There is no trace of Helen Mirren in Golda, and that’s the way it ought to be. To say that she becomes the fabled Israeli Prime Minister is a mild understatement, but this is no mere stunt of makeup, hairstyling and costuming. Those components enable Mirren to focus completely on the character she is portraying. It should come as no surprise that she delivers a great performance.
Golda is not a biopic, but rather a portrait of a world leader during one fateful chapter in her life: the Yom Kippur war of 1973, which forced her to make difficult, life-and-death decisions and answer for them later on.
I remember the feeling of shock and outrage that swept through the American Jewish community when Egypt launched its attack on the holiest day of the year, when no business is conducted. But I never knew of the conflicts behind the scenes in the Israeli government as Moshe Dayan and other leaders worked alongside Meir to deal with the sudden and unexpected outbreak of war.

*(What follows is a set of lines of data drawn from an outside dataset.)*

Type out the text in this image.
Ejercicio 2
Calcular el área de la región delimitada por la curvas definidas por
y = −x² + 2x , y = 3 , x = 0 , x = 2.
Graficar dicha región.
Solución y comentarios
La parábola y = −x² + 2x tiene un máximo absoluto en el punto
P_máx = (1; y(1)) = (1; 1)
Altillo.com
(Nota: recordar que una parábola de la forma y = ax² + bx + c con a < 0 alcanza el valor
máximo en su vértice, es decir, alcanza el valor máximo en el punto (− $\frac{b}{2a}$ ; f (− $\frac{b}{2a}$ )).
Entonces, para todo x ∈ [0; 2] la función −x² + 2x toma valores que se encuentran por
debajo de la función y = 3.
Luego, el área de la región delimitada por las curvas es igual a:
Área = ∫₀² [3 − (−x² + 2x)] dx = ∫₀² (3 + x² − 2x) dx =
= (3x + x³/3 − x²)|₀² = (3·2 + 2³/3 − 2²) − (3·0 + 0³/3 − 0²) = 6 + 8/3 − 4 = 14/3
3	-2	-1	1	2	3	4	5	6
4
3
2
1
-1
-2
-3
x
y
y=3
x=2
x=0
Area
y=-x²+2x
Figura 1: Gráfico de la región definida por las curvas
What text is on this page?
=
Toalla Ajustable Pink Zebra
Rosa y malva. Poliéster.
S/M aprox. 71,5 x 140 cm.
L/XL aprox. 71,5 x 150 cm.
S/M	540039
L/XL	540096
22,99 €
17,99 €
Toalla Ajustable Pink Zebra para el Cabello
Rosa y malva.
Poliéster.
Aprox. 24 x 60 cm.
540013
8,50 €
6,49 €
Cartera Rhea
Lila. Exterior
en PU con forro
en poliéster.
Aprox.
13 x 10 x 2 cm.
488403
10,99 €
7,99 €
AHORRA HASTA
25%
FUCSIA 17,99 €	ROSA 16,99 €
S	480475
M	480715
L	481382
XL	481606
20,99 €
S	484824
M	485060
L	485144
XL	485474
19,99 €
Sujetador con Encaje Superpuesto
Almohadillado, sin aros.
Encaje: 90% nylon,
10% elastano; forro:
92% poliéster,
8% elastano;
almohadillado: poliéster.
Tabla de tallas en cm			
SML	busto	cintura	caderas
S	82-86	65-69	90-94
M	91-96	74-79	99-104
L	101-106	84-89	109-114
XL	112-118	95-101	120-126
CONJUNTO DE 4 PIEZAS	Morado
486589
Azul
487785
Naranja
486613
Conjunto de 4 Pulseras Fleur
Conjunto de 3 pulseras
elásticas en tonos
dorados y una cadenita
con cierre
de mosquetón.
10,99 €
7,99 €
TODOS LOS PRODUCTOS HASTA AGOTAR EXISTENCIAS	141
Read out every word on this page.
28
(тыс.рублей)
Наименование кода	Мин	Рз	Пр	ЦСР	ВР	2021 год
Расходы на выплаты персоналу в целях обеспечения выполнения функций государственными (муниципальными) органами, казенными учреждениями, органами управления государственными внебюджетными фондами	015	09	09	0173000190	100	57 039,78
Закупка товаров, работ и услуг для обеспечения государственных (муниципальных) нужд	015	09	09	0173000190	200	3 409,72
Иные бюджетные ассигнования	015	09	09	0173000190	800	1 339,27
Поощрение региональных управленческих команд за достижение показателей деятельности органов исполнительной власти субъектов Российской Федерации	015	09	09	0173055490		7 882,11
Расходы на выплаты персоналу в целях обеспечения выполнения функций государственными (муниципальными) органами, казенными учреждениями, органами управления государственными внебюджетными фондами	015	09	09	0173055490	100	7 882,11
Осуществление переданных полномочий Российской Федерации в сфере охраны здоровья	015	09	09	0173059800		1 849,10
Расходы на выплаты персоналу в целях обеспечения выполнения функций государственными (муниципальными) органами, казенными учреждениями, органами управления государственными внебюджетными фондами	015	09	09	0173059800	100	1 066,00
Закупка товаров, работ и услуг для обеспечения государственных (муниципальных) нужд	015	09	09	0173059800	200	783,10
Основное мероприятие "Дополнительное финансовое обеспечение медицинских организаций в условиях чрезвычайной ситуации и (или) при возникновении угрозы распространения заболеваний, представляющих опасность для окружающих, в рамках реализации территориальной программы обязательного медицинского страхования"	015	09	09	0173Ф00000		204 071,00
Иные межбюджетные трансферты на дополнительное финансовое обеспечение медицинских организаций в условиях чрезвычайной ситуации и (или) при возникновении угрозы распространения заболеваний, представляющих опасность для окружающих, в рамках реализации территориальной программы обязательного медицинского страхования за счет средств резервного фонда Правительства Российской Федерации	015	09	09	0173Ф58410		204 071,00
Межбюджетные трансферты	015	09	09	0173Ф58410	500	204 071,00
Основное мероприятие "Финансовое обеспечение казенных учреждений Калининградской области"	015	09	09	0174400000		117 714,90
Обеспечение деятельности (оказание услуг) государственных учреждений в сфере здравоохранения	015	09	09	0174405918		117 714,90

Liev Schreiber is well cast as Henry Kissinger, who has a warm personal relationship with Meir but reminds her that while he is Jewish, he is an official of the U.S. government first and foremost.
Director Guy Nattiv maintains tension throughout the 19-day struggle and Nicholas Martin’s screenplay emphasizes Meir’s compassion, which threatens to subvert some of the difficult choices she is forced to make in the heat of battle. We learn little about the grandmother at the center of the narrative; there are no flashbacks or expository scenes to show us how she came to power or what her early life was like. We only see her incredible resolve and humanity in the face of war. And for the purposes of this film, that’s enough.